Prada’s handbags aren’t the ones to buy this year. Neither are its shares, which look expensive even after Monday’s 12% plunge.
The iconic Milanese fashion label released poor first-half results after its Hong Kong-listed shares stopped trading Friday, giving investors a weekend to mull them over. Profits fell by more than one-fifth for the six months through July, compared to a year earlier, mainly due to lower sales in an industry that finds it hard to trim costs.
This has little to do with the wider market, which has roared back to health this year. Instead, Prada has been outsold by Louis Vuitton and Gucci. Prada’s constant-currency sales were down 5.7%. For the half through June LVMH, which owns Louis Vuitton, reported 14% constant-currency growth in its fashion and leather goods business, while comparable sales at Gucci were up an astonishing 43%, according to its parent group Kering.

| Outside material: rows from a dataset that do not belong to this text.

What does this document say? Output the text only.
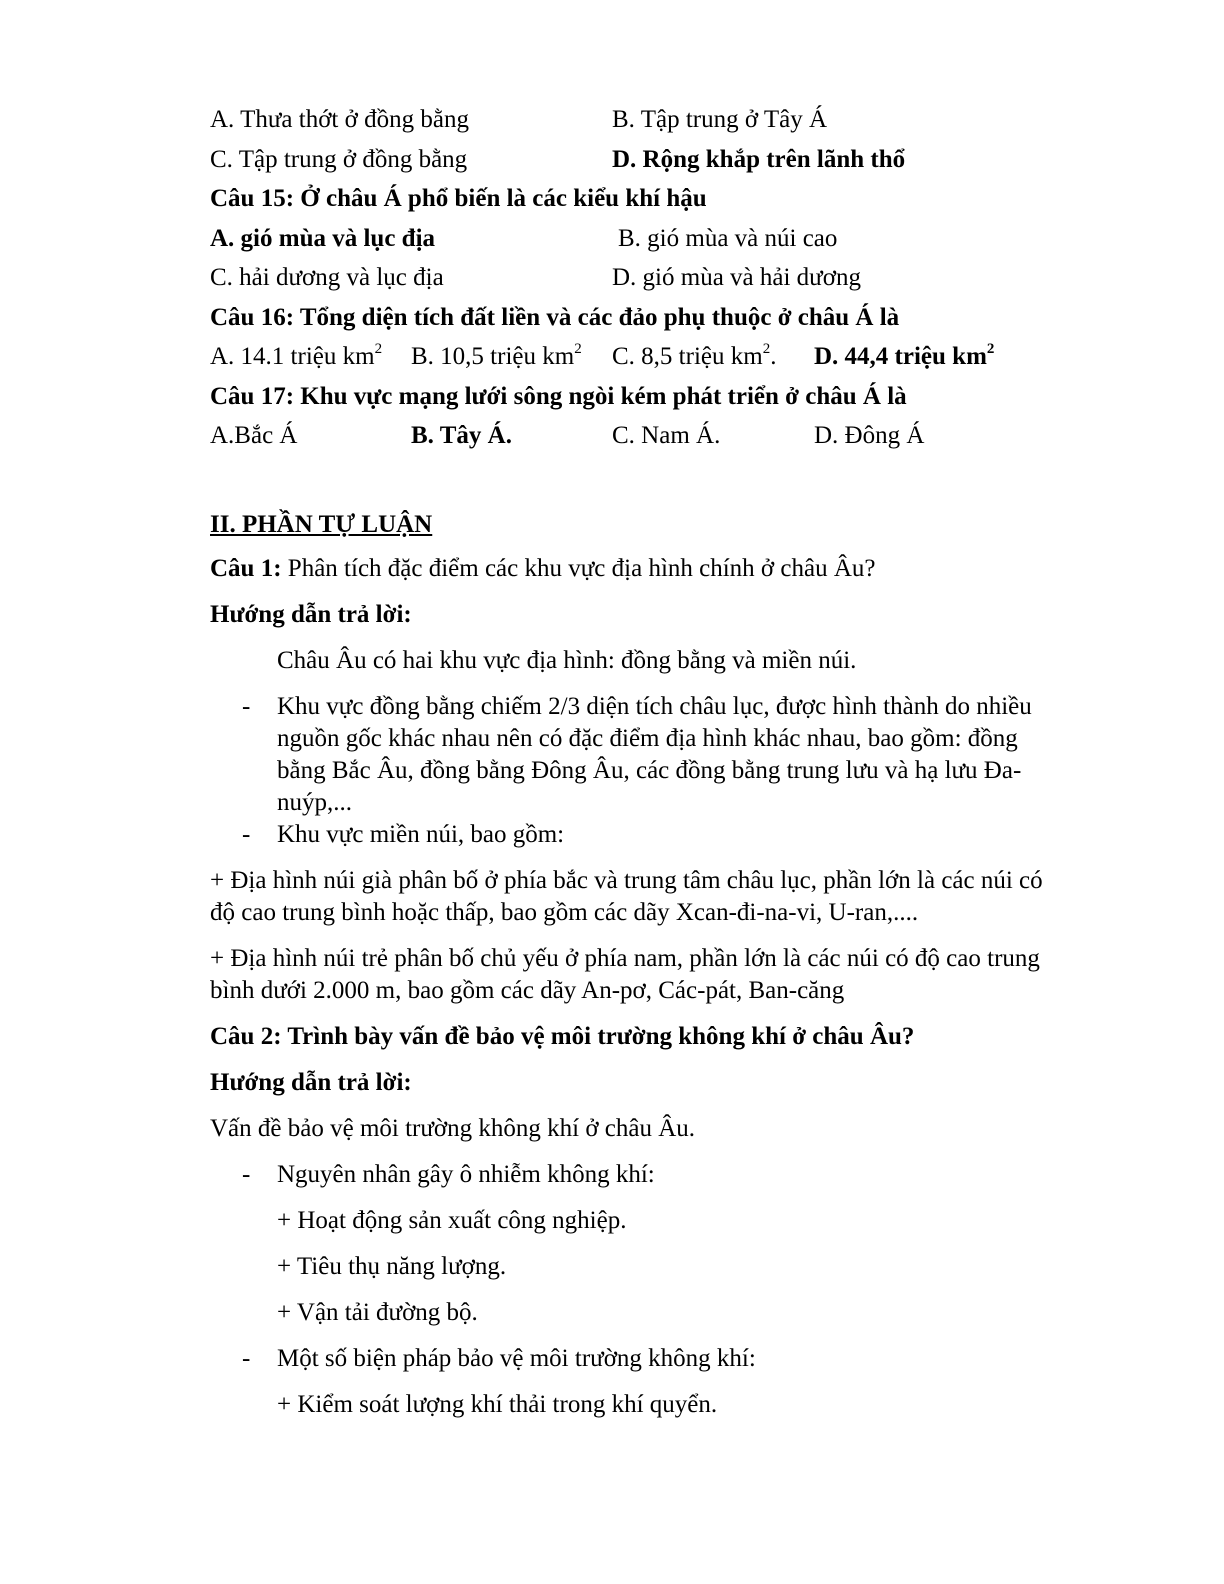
A. Thưa thớt ở đồng bằng	B. Tập trung ở Tây Á
C. Tập trung ở đồng bằng	D. Rộng khắp trên lãnh thổ
Câu 15: Ở châu Á phổ biến là các kiểu khí hậu
A. gió mùa và lục địa	B. gió mùa và núi cao
C. hải dương và lục địa	D. gió mùa và hải dương
Câu 16: Tổng diện tích đất liền và các đảo phụ thuộc ở châu Á là
A. 14.1 triệu $km^2$ B. 10,5 triệu $km^2$ C. 8,5 triệu $km^2$. D. 44,4 triệu $km^2$
Câu 17: Khu vực mạng lưới sông ngòi kém phát triển ở châu Á là
A.Bắc Á	B. Tây Á.	C. Nam Á.	D. Đông Á
II. PHẦN TỰ LUẬN
Câu 1: Phân tích đặc điểm các khu vực địa hình chính ở châu Âu?
Hướng dẫn trả lời:
Châu Âu có hai khu vực địa hình: đồng bằng và miền núi.
- Khu vực đồng bằng chiếm 2/3 diện tích châu lục, được hình thành do nhiều nguồn gốc khác nhau nên có đặc điểm địa hình khác nhau, bao gồm: đồng bằng Bắc Âu, đồng bằng Đông Âu, các đồng bằng trung lưu và hạ lưu Đa-nuýp,...
- Khu vực miền núi, bao gồm:
+ Địa hình núi già phân bố ở phía bắc và trung tâm châu lục, phần lớn là các núi có độ cao trung bình hoặc thấp, bao gồm các dãy Xcan-đi-na-vi, U-ran,....
+ Địa hình núi trẻ phân bố chủ yếu ở phía nam, phần lớn là các núi có độ cao trung bình dưới 2.000 m, bao gồm các dãy An-pơ, Các-pát, Ban-căng
Câu 2: Trình bày vấn đề bảo vệ môi trường không khí ở châu Âu?
Hướng dẫn trả lời:
Vấn đề bảo vệ môi trường không khí ở châu Âu.
- Nguyên nhân gây ô nhiễm không khí:
+ Hoạt động sản xuất công nghiệp.
+ Tiêu thụ năng lượng.
+ Vận tải đường bộ.
- Một số biện pháp bảo vệ môi trường không khí:
+ Kiểm soát lượng khí thải trong khí quyển.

Louis Vuitton emphasizes its heritage, while Gucci has reinvented its look under new creative director Alessandro Michele. Prada seems to be caught between these two success stories, neither as fashionable as Gucci nor as timeless as Louis Vuitton. Being late to invest in online sales and marketing hasn’t helped.
Big fashion brands tend to go through cycles of saturation and reinvention. Sales at Prada could bounce back in the end, and if they do the company has huge scope to improve its operating margin, which at 11.4% is low by industry standards.
But the latest numbers make it hard to see this happening soon enough to justify the high share price. This sits at 20 times consensus earnings estimates, according to FactSet, but more downgrades are to come; using Bernstein’s already-reduced forecast for the current year the multiple is 26 times, a premium to peers.
Quality matters in luxury, but in the case of Prada’s stock, you don’t get what you pay for.